Should I, after being bought and paid for,
Have the strength to face the fate that I was made for?
But though I have wept and fasted, wept and prayed,
Though I have seen my friends (grown slightly pale)
bought by girls who natter
I am no prophet--and here's no great matter;
I have seen the light on the sugar-tongs flicker,
And I have seen the eternal Footman grab my guts and snicker,
And in short, I am afraid.
And would it have been worth it, after all,
After the toast, the winter soup, the tea,
Among her friends, among some gossip of society,
Would it have been worthwhile,
For her to have bitten through my life-line with a smile,
To have chewed my universe into a ball,
To roll it toward some overwhelming traction,
For me to sing: "I am Lazarus, shall return from the dead,
Return to tell you all, I shall tell you all"--
If she, settling a pillow by her head,
Should say: "That is not what I wanted, not at all.
Bear song is not it at all."
And would it have been worth it, after all,
Would it have been worthwhile,
After the classes and the seminars and the sprinkled streets,
After the novels, after the teacups, after the skirts that
trail along the floor--
And this and so much more?--
It is impossible to say just what I mean!
But as if a magic lantern threw the nerves in pattern
on a screen:
Would it have been worthwhile
If she, settling a pillow or throwing off a shawl,
And turning toward the window, should say:
"Bear song is it, after all,
Exactly it, after all."
No! I am not Swiss Chocolate, nor was meant to be;
Am a humble gum-bear, one that will do
To make a mouthful with another bear or two,
One-a -penny; no doubt we make girls drool,
Brightly coloured, easy to abuse,
Addictive, tasty, but superfluous;
Full of empty calories, able to seduce;
At times, indeed, almost mellifluous--
Almost, at times, too cruel.
I grow old...I grow old...
I shall dry up with the others until I am sold.

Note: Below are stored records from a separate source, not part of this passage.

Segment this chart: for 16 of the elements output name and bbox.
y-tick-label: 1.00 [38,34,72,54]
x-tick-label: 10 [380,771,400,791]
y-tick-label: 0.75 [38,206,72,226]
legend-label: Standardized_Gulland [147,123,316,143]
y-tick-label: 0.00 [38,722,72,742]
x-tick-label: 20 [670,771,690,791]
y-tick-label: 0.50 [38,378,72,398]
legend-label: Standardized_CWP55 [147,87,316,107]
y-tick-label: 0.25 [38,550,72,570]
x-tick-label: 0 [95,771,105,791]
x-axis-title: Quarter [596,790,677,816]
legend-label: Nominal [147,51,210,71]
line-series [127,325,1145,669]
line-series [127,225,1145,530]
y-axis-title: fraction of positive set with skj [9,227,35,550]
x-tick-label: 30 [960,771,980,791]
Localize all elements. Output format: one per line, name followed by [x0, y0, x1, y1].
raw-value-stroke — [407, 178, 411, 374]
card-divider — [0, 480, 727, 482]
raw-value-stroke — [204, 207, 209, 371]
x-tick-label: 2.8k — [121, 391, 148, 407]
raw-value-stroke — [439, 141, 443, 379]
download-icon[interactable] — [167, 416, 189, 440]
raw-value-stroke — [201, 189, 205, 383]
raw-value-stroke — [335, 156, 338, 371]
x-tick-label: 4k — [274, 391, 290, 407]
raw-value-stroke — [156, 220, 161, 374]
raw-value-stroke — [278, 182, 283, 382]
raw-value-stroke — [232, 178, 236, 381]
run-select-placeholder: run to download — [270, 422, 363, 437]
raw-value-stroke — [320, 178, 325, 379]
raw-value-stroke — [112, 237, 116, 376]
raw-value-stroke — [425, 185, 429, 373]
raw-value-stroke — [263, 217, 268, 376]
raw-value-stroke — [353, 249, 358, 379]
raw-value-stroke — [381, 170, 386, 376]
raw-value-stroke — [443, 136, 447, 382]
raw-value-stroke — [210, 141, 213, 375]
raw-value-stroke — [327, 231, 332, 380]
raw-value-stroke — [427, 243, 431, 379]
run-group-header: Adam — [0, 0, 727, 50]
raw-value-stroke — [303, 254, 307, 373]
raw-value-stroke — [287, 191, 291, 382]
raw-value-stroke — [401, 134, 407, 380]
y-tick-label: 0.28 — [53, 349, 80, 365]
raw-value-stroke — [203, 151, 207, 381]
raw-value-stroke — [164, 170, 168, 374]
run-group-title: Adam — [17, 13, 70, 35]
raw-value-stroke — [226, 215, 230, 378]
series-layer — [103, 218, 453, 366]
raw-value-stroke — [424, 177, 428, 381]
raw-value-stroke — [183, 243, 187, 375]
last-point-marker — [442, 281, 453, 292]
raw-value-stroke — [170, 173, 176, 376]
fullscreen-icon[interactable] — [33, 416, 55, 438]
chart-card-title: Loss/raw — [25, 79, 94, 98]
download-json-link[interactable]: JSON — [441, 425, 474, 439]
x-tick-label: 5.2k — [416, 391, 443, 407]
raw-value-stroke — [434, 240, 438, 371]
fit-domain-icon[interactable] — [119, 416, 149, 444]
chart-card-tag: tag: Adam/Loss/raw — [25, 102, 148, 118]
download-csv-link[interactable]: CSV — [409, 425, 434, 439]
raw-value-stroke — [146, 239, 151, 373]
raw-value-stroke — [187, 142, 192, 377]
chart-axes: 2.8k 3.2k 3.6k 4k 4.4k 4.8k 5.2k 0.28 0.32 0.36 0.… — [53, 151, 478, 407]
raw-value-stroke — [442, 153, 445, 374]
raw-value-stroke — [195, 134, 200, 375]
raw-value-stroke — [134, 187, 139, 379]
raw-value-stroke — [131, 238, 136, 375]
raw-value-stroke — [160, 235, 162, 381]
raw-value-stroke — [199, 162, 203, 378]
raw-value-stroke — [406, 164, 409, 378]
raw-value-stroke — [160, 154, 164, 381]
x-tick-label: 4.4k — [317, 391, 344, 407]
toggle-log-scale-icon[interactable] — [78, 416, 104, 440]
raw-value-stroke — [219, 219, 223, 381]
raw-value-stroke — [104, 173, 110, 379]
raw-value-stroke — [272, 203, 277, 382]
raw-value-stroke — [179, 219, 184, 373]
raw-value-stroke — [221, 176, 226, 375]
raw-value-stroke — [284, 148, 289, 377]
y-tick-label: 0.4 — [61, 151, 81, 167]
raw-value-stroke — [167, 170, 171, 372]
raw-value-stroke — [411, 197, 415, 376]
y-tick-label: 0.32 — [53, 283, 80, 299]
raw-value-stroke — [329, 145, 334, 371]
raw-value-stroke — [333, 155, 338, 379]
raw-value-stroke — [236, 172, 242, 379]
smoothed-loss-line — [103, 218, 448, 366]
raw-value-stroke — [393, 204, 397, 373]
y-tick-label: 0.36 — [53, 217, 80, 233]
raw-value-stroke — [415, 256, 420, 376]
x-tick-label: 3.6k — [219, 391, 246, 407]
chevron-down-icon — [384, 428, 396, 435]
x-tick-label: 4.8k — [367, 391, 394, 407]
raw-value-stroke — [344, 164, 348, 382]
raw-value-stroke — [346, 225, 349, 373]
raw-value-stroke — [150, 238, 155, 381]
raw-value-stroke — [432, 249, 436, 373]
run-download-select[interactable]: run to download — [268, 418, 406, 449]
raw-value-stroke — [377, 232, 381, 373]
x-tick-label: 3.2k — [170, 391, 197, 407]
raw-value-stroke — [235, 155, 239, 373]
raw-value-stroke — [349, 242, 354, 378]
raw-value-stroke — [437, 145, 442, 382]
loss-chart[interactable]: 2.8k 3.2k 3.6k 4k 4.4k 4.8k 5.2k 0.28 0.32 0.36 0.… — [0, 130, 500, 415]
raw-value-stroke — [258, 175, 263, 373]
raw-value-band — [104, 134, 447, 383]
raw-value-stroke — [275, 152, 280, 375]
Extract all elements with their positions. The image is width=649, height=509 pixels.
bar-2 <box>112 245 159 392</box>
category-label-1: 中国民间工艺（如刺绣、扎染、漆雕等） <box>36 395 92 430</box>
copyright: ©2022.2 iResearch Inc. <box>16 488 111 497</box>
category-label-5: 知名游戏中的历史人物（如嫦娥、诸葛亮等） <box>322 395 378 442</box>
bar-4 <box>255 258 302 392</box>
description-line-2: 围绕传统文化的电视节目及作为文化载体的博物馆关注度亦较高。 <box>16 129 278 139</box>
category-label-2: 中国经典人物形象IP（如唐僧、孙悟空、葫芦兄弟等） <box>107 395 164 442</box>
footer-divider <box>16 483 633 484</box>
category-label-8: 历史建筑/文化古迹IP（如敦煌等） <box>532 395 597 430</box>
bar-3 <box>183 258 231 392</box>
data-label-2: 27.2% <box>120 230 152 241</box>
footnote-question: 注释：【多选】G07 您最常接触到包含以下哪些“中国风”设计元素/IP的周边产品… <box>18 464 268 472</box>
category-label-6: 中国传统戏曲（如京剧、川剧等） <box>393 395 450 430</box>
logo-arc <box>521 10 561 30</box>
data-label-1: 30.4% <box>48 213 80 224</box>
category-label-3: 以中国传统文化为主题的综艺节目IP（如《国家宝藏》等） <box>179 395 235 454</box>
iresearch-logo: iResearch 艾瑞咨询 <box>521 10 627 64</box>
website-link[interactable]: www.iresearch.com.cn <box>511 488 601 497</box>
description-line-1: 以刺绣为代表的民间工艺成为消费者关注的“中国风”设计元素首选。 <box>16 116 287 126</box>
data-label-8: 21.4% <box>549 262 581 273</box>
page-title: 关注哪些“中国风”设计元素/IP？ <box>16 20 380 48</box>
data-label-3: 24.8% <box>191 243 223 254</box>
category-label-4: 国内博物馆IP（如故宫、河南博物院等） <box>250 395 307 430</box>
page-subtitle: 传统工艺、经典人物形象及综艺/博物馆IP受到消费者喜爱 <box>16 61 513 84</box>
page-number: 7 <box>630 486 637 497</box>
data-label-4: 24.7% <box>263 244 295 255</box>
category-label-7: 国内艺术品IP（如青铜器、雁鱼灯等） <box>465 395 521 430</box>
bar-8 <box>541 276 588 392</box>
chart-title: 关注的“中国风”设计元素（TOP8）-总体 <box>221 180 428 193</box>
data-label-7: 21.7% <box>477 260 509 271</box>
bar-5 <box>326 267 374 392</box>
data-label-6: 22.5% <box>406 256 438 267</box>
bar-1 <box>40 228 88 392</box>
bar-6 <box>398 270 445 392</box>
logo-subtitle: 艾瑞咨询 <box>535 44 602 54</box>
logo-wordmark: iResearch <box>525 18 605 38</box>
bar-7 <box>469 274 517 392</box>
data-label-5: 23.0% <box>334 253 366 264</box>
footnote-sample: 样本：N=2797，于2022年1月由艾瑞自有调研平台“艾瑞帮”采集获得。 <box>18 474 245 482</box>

Shall I cleave to those behind? Dare I make such a breach?
I shall hide against the jar walls, where I am almost out of reach.
I have heard the gum-maids singing, each to each.
I do not think that they will sing to me.
I have seen them lying sticky in their box
Drying in their carton with the flaps torn back
When the heat blows on the counter white and black.
We will linger on the counter in our jar
By the gum-maids made of sugar red and brown
Till human mouths devour us, gulp us down.